On the other hand, she mentions that North America is emerging as an innovation hub, with a robust pipeline of hybrid projects and real-world success stories like Idaho Falls Power’s water-powered microgrid, which demonstrates black start capability and grid resilience. On top of that, federal and state incentives for grid modernisation, alongside research leadership from institutions such as Lawrence Berkeley National Lab, reinforce this trend.
Nonetheless, Goodenough points out that Europe still remains a global leader in pumped storage technology but faces a catch-up challenge in battery deployment. While policy frameworks and renewable integration goals are strong, permitting complexity and slower investment cycles have limited hybrid adoption.

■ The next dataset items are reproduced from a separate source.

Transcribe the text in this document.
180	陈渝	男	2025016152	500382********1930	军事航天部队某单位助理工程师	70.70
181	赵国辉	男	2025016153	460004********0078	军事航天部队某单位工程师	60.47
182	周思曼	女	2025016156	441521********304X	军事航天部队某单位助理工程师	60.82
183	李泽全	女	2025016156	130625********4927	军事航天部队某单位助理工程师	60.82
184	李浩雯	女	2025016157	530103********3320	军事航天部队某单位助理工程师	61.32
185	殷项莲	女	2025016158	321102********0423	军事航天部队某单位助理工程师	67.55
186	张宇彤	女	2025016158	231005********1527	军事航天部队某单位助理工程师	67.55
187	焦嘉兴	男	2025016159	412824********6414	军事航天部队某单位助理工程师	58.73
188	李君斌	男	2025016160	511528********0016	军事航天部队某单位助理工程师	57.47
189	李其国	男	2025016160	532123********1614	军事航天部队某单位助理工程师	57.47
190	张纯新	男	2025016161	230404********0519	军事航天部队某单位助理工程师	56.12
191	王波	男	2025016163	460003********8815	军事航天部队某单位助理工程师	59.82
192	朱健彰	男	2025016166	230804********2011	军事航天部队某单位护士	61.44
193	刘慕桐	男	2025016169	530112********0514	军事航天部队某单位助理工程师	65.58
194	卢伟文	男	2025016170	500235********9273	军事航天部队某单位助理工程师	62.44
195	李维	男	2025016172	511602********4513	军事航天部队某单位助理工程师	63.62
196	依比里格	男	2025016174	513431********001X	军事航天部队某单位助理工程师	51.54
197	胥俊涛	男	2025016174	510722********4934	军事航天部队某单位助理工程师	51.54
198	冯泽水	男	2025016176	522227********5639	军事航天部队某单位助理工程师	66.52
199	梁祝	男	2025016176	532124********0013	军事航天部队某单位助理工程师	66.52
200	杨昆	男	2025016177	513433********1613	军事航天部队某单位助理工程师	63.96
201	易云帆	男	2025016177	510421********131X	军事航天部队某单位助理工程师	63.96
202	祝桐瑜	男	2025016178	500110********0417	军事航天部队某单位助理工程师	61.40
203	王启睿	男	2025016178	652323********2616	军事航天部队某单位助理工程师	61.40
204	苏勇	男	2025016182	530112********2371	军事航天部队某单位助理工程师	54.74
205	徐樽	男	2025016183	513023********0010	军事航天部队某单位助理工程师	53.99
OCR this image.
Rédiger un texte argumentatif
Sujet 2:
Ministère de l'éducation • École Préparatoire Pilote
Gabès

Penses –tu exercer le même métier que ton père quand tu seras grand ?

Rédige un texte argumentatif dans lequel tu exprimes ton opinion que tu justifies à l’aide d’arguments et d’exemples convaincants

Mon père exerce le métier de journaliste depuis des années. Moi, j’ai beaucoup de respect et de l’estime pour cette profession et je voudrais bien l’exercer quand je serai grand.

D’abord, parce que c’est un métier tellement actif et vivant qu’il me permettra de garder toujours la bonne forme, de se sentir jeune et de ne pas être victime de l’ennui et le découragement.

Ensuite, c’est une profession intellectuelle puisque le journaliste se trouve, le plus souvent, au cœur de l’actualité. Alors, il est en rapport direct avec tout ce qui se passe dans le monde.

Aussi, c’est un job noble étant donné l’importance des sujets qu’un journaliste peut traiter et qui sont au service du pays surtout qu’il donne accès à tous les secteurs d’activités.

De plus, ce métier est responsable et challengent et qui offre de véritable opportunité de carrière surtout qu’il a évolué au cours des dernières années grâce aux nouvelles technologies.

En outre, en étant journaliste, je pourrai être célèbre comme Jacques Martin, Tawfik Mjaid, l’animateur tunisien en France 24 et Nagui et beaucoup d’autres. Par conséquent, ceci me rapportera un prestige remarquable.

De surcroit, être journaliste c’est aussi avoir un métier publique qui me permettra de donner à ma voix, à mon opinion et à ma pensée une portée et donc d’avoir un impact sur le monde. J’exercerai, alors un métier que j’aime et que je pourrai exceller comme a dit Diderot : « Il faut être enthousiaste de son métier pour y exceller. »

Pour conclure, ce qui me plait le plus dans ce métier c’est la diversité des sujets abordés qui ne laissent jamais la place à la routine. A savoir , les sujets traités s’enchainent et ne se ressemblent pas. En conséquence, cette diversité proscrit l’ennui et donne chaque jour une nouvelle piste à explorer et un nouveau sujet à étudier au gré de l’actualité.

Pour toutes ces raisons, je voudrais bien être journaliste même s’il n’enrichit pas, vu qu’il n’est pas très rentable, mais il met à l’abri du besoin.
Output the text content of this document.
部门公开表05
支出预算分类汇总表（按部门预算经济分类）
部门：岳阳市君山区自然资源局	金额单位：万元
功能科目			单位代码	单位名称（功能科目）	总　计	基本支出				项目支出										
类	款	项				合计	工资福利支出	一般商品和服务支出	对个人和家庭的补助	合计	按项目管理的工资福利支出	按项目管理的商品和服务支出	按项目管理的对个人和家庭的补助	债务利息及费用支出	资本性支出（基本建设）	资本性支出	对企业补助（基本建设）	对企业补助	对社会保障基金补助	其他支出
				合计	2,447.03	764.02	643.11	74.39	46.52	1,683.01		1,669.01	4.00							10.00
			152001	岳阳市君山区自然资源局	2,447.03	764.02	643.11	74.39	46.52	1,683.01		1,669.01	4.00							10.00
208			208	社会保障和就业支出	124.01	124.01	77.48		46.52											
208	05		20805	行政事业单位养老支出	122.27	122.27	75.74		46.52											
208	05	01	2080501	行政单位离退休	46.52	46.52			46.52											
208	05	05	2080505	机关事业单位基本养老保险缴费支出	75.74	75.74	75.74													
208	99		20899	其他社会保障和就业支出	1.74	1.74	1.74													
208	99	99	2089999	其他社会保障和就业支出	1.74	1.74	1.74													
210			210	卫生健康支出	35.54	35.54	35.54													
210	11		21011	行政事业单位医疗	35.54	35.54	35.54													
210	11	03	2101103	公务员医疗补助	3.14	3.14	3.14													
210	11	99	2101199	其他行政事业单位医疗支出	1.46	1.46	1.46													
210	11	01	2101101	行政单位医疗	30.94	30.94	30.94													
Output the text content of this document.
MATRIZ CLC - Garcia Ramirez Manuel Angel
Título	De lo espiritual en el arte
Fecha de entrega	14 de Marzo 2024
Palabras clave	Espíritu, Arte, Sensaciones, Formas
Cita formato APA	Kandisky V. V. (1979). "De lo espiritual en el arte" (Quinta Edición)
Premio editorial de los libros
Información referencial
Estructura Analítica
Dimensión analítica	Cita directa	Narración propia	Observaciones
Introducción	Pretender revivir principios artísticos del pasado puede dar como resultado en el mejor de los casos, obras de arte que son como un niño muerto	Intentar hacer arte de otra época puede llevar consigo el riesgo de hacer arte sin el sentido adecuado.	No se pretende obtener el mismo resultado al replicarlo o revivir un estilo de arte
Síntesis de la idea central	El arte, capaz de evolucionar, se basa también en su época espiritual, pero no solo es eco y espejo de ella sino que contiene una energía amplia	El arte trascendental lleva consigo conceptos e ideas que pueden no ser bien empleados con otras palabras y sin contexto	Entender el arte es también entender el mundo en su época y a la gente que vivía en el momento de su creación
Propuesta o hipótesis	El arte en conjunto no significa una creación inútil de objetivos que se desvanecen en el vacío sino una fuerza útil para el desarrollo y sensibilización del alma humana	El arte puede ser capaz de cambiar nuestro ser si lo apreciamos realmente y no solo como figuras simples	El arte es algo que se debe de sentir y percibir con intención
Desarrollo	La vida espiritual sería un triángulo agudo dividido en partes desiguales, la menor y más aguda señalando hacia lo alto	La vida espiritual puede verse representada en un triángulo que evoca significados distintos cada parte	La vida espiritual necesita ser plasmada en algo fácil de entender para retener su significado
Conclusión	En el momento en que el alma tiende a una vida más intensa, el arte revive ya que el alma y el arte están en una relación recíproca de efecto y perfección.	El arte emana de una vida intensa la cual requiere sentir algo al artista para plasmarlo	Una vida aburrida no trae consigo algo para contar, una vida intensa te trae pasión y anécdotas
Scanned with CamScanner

However, Europe’s expertise in PSH and commitment to decarbonisation position it as a key player in the next wave of hybrid solutions.
By 2035: hydro still dominates stored energy
By 2035, global battery storage capacity is expected to reach 135-200GW. Pumped storage hydropower is projected at around 225GW. But looking at storage volume, hydropower will still dominate: batteries will hold 350-2300GWh, while hydropower will hold around 13,000GWh, “dwarfing” batteries by at least a factor of five.
Hydropower will therefore remain the backbone of global storage, even as batteries grow significantly. HYDROGRID expects to play a central role in this future, supporting both hydropower optimisation and hybrid systems. Goodenough describes hydropower as “the storage giant that orchestrates and enables moving towards a much more carbon-neutral form of energy generation,” with a role that will extend far beyond the next decade.